La Route de Bulawayo
de Philippe Aquin

critiqué par Libris québécis, le 2 décembre 2002
(Montréal - 82 ans)


La note:  étoiles
Une Afrique immuable
Philippe Aquin est le fils d'Hubert Aquin, un écrivain important du Québec qui s'est suicidé. L'auteur de la Route de Bulawayo vit en Suisse où il pratique le métier d'informaticien. Ce roman est son premier ouvrage.
Pour un premier essai, c'est réussi. Le lecteur est invité à suivre l'auteur en Afrique ainsi que son copain Nours, un Breton établi à Trois-Rivières, une ville du centre du Québec. Leur projet est de se rendre au fin fond de l'Afrique australe.
Ils partent donc en train de Johannesburg en Afrique du Sud à destination de Bulawayo, une ancienne ville importante de la Rhodésie, devenue le Zimbabwé. L'oeuvre n'est pas axée sur la réalisation de ce projet, mais sur ce que ces deux voyageurs découvrent.
L'auteur n'épargne pas le lecteur. On fait la connaissance de peuples qui pratiquent encore le sacifice d'humain pour s'attirer la bienfaisance des dieux, on fraternise avec des sorciers que les chefs de tribus supplient pour qu'il pleuve, on rencontre une femme attachante qui refile sa maladie vénérienne à Nours, on s'instruit sur l'incidence des colonisateurs qui ont dépouillé les noirs de leurs terres en échange des prières des missionnaires.

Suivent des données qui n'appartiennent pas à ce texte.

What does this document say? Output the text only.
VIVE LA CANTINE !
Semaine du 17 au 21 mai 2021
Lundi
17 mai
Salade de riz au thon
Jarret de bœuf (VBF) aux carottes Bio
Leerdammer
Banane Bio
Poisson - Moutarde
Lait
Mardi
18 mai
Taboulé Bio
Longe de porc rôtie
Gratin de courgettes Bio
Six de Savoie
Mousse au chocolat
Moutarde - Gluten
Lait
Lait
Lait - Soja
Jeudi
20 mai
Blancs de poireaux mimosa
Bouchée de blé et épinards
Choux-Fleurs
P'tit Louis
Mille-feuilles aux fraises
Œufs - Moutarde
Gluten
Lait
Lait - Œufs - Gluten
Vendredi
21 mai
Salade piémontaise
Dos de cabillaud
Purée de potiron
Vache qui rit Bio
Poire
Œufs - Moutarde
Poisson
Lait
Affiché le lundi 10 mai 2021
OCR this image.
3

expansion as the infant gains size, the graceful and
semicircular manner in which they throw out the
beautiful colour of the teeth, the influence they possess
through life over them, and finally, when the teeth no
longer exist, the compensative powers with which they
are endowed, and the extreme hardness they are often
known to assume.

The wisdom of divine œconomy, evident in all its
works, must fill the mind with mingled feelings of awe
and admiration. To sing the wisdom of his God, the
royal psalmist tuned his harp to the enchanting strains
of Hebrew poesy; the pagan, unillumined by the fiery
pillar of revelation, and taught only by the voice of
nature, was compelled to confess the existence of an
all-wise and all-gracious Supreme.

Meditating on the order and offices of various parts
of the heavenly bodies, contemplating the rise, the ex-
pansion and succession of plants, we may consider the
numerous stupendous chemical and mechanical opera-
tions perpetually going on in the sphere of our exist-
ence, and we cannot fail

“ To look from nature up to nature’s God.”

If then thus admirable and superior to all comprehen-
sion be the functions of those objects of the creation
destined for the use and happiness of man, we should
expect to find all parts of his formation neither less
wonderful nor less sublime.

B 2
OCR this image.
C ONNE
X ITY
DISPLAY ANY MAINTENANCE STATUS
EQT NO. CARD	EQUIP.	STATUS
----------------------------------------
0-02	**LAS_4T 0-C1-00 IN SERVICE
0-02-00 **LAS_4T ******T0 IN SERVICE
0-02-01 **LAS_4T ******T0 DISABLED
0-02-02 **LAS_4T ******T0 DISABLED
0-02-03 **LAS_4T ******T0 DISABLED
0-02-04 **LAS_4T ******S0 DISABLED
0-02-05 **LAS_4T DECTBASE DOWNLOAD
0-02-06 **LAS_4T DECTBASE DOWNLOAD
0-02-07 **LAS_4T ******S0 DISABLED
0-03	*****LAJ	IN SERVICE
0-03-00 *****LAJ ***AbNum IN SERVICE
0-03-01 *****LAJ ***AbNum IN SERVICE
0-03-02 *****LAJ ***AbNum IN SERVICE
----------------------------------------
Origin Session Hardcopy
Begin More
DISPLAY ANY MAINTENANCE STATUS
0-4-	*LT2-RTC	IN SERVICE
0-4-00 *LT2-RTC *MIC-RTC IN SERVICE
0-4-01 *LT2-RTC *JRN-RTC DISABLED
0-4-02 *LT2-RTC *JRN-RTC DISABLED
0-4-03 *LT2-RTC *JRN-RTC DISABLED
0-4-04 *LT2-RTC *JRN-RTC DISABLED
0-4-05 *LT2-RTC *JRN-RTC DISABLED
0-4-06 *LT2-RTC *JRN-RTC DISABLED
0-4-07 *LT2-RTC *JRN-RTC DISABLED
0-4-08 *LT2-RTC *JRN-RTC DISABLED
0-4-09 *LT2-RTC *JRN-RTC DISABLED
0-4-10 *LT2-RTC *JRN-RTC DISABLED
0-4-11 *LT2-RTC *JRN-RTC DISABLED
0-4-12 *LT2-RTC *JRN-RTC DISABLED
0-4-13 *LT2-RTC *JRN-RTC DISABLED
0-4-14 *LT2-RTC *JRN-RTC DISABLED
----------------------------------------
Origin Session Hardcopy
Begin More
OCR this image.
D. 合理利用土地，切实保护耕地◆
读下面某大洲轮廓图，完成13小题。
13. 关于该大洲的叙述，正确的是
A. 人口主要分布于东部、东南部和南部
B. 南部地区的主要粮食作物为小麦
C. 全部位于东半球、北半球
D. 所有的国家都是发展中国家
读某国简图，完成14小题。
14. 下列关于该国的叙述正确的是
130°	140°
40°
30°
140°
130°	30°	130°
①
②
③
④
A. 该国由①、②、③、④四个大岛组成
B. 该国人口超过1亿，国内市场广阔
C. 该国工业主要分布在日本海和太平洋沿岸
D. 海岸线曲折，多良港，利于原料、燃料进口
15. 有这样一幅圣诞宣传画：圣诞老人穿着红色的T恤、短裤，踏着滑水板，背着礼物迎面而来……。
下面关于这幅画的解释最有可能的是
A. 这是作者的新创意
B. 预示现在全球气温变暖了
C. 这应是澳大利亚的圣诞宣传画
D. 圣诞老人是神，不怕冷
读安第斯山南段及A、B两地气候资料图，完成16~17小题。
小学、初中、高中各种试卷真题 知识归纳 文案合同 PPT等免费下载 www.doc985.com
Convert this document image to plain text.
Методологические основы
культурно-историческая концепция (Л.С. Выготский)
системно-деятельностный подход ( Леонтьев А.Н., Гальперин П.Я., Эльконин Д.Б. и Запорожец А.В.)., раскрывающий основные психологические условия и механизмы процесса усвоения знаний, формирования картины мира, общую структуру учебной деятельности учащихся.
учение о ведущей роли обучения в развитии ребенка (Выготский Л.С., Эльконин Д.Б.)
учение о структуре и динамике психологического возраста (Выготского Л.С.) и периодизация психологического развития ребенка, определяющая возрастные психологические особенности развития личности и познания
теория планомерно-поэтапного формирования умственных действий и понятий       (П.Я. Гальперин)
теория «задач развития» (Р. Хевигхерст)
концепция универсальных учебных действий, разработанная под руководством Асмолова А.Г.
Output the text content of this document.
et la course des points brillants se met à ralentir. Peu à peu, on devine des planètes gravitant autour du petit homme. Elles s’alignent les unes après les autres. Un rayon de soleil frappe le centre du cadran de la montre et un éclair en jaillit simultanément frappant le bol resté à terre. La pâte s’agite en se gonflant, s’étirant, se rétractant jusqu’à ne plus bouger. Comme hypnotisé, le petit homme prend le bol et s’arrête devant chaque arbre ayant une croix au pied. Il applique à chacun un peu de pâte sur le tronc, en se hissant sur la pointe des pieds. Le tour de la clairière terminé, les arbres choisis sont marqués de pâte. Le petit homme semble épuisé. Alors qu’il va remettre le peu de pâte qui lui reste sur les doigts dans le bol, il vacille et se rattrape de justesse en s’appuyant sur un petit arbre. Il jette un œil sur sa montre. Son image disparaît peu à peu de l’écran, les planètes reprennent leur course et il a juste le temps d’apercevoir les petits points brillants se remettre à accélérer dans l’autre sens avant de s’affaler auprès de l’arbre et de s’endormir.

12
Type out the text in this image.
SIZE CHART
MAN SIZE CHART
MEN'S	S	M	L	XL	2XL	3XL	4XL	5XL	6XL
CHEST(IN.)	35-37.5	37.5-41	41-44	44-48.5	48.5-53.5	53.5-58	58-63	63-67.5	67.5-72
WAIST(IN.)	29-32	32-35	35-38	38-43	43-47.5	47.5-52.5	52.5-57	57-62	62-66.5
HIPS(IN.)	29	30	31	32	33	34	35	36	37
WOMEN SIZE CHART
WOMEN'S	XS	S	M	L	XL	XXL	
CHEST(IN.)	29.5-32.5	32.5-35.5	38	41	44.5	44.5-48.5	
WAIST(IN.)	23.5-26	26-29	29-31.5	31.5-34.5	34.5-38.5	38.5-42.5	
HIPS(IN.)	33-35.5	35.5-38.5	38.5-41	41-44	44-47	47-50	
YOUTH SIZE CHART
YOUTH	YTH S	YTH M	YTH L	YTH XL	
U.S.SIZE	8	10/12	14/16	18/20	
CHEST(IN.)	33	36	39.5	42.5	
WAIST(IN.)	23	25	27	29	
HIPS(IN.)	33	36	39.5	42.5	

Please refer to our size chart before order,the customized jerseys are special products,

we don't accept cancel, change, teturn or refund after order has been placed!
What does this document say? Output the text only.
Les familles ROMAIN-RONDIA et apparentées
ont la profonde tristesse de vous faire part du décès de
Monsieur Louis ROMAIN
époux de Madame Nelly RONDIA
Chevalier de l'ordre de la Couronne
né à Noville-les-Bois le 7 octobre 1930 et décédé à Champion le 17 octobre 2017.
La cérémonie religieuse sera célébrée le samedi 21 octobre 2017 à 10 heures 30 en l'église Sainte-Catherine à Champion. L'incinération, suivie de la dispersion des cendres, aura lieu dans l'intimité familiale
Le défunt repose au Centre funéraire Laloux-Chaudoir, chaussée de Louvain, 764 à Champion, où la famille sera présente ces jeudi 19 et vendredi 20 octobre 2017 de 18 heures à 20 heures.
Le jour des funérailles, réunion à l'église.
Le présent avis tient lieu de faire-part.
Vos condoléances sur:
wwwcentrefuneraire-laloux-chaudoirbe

Bref, l'auteur raconte, mine de rien, tout ce que vivent ces peuples du coeur de l'Afrique. Et le temps qui passe ne change pas le cours de l'histoire comme le prouve un livre de Livingston écrit au dix-neuvième siècle que P. Aquin cite abondamment. Si l'Occident vit une période de mutation, l'Afrique connaîtra l'immuabilité à moins qu'on réussisse à véhiculer notre culture criminelle, comme le démontre l'assassinat de la pharmacienne qui a instruit les deux voyageurs sur l'âme africaine.
Le roman touche à l'essentiel sans dériver vers l'anthropologie ou la sociologie. L'oeuvre conserve son aspect romanesque et se donne même à l'occasion des accents humoristiques qui révèlent l'appartenance de l'auteur à la culture québécoise, humour qui fait parfois adolescent.